Finding the answer to these questions often requires insights from experts. And organizational change is more effective if is accompanied by training and coaching.
People are the key of sales performance. However, BU managers and Key Account Managers who deal with e-retailers are not necessarily digital experts. To increase sales team efficiency, you need to accurately assess their web & mobile fluency… and measure their level of mastery in digital practices.
From that assessment, you will implement actions to fill up the gaps: recruitment, training and coaching, making these key positions perform better and be more demanding with your e-retailers.
How to better negotiate with an e-retailer if you don’t know exactly its positioning towards its competitors and the level of partnership you can establish?
Depending on the maturity of this partnership, you will act using the appropriate levers that will enhance the involvement of your digital retailers. You will precisely monitor and control the execution of merchandising and sales policy for each e-retailer. These continuous improvement processes involve reporting and steering tools driven by measurable KPIs!
E-commerce is a fast moving world: what works today will not necessarily work tomorrow, what is good in a country can be bad in another one. You need to challenge your opinions to build strong Key Beliefs. And you will have to check that on a day-to-day basis: Key Beliefs will change as your digital business evolves.
Let’s take the example of conversational commerce, a new trend which pops up new questions: how to adapt merchandising in the conversation that a “chatbot” will have with a consumer? Good practices are emerging and must be tested, and, in case of success, they must be quickly shared between BUs or geographical areas, taking into account local culture and business specificities.
Increasing the level of professionalism for brands in the e-retail is a process involving the whole company. Choosing a tool and deploying it rapidly is rarely enough, if the teams are not coached to adopt this profound change.
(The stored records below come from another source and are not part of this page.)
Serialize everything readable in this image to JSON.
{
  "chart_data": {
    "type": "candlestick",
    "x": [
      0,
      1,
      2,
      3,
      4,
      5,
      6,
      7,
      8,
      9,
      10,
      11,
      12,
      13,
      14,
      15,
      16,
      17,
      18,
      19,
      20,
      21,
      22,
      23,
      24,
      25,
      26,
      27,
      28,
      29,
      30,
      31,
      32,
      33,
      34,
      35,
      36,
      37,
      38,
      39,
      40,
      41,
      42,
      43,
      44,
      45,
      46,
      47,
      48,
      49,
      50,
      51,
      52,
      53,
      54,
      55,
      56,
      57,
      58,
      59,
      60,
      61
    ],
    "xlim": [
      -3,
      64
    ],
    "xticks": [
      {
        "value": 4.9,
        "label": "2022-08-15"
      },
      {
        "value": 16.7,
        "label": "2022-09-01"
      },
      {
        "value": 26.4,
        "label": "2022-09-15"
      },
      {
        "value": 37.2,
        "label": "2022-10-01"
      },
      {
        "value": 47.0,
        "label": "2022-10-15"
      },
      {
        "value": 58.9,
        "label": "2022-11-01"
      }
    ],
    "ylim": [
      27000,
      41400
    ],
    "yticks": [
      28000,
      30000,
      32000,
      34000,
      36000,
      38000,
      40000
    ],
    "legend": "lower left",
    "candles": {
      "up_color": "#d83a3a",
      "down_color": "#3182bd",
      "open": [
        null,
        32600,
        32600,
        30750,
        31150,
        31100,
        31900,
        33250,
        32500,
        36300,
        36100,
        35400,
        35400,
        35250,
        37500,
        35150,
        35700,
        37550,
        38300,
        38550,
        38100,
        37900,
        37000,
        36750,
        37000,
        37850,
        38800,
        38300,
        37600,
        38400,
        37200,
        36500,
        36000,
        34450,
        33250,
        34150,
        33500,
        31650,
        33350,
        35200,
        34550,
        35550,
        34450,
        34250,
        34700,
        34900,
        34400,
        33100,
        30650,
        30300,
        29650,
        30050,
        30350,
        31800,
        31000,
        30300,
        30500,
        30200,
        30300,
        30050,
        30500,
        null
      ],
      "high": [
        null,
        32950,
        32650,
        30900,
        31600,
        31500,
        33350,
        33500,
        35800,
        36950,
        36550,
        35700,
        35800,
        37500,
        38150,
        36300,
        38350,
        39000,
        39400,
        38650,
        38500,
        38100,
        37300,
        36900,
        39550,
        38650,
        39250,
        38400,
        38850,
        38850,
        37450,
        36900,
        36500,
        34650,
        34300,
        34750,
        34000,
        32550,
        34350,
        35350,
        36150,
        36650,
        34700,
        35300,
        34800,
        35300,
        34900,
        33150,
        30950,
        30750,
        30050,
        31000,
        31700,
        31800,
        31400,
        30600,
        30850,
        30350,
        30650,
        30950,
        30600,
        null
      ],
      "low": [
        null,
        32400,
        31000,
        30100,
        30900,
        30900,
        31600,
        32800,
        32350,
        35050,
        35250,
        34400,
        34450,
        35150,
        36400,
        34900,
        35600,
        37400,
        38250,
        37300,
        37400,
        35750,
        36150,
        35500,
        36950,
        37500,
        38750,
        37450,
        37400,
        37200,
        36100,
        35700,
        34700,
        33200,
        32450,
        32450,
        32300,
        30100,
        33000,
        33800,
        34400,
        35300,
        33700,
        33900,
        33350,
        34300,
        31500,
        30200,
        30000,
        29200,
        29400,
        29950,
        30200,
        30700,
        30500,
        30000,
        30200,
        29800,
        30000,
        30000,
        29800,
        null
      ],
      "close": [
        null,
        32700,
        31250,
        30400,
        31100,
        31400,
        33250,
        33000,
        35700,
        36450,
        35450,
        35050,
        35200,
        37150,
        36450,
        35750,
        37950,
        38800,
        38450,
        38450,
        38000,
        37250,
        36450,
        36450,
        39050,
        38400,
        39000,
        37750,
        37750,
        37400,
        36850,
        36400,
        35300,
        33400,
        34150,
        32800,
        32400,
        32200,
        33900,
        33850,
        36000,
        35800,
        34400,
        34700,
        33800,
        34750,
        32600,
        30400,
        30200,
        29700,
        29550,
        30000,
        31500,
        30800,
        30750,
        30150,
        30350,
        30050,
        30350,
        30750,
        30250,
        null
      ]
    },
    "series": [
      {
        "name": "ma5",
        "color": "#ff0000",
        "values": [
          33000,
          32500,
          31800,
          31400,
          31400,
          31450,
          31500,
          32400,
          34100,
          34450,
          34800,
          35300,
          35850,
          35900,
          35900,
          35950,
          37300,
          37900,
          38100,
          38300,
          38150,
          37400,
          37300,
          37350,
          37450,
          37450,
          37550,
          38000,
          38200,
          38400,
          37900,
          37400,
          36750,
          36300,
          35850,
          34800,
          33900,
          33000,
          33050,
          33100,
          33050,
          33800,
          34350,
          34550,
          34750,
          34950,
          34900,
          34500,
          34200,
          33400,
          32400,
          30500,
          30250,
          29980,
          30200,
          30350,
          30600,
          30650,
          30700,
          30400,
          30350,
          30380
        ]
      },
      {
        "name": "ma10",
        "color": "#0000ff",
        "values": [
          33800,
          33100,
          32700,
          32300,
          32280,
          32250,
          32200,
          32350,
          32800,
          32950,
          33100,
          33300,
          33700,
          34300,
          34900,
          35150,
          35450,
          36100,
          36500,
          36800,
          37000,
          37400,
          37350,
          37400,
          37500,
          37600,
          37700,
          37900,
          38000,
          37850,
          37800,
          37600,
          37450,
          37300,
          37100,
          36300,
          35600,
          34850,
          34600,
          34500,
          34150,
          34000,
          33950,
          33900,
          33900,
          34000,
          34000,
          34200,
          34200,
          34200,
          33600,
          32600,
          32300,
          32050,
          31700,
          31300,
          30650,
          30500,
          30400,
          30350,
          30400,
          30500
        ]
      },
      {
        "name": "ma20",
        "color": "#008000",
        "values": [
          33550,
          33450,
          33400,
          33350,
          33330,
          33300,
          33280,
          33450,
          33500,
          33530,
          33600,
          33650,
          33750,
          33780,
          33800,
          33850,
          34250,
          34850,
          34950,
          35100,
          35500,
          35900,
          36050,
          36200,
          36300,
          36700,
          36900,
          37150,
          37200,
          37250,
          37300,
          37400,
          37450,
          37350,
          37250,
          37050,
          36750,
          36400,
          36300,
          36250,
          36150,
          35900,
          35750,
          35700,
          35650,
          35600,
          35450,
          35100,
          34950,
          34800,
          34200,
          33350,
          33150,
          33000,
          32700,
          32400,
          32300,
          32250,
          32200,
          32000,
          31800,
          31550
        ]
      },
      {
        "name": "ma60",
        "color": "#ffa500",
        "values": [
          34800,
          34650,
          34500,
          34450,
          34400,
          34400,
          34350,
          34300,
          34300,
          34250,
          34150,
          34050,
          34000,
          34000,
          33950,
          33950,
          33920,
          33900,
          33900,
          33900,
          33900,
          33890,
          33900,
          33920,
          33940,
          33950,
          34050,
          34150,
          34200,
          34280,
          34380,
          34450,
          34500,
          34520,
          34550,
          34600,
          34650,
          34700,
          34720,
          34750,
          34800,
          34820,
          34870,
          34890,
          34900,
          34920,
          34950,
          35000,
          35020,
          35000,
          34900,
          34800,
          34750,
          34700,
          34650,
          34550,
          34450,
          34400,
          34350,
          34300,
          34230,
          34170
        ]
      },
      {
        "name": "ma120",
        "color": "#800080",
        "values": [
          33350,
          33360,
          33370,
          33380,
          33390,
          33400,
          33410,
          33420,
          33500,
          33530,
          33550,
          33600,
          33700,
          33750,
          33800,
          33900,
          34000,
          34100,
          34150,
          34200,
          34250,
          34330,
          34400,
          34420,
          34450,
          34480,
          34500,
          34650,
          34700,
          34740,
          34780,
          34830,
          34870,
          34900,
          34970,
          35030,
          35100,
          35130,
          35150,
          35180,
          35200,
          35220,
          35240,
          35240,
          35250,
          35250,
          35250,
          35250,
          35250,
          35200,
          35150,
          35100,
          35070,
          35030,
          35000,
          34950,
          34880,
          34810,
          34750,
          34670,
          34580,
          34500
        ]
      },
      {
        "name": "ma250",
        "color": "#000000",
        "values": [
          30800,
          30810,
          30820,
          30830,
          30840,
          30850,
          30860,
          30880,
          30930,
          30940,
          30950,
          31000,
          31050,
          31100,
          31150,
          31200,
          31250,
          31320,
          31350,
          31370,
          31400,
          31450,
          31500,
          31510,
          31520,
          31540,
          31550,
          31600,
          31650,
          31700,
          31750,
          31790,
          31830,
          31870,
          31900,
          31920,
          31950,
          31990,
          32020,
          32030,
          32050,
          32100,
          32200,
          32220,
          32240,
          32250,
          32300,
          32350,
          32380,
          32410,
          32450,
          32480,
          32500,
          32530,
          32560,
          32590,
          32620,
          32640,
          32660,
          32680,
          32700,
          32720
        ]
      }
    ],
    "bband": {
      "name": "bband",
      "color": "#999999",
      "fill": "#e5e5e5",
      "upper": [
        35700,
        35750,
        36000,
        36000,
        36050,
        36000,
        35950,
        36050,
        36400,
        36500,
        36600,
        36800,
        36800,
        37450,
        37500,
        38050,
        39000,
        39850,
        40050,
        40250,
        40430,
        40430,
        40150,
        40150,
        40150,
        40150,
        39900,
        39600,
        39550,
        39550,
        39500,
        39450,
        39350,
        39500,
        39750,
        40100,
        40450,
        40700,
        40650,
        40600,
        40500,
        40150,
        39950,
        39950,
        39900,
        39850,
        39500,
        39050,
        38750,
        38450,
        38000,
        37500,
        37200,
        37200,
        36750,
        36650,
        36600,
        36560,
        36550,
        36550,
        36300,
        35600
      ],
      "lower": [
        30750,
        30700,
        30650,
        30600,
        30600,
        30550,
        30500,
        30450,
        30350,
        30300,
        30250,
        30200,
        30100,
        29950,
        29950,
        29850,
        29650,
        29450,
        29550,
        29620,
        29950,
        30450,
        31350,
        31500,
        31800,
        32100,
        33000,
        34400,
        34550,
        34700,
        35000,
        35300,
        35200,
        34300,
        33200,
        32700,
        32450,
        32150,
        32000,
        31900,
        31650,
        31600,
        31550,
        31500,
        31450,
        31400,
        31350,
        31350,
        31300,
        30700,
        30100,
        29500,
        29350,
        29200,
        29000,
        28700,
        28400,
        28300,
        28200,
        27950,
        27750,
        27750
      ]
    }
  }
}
To make such a strategic project successful, it is key to select priority markets, according to objective criteria based on opportunities and constraints in each country or region of the world.
Then the project will be fully deployed by waves of countries with the adaptation of the organization, sales teams skilling up, tools setup along with training & coaching. Not to mention the animation and emulation around the “Test & Learn” approach which needs to keep its first impulse, otherwise the risk of failure is real.
Proven methodology and tools with coaching by experts guarantee to avoid waste energy and resources without tangible results, which reinforces the sense of helplessness and breaks the strongest motivations.
Global brands such as Danone and Mars are already engaged in this process. The first successes are here, and these pioneers of e-retail professionalization already measure the significant ROI of their projects.
The ballroom is wide open and the party is in full swing: will you keep sitting?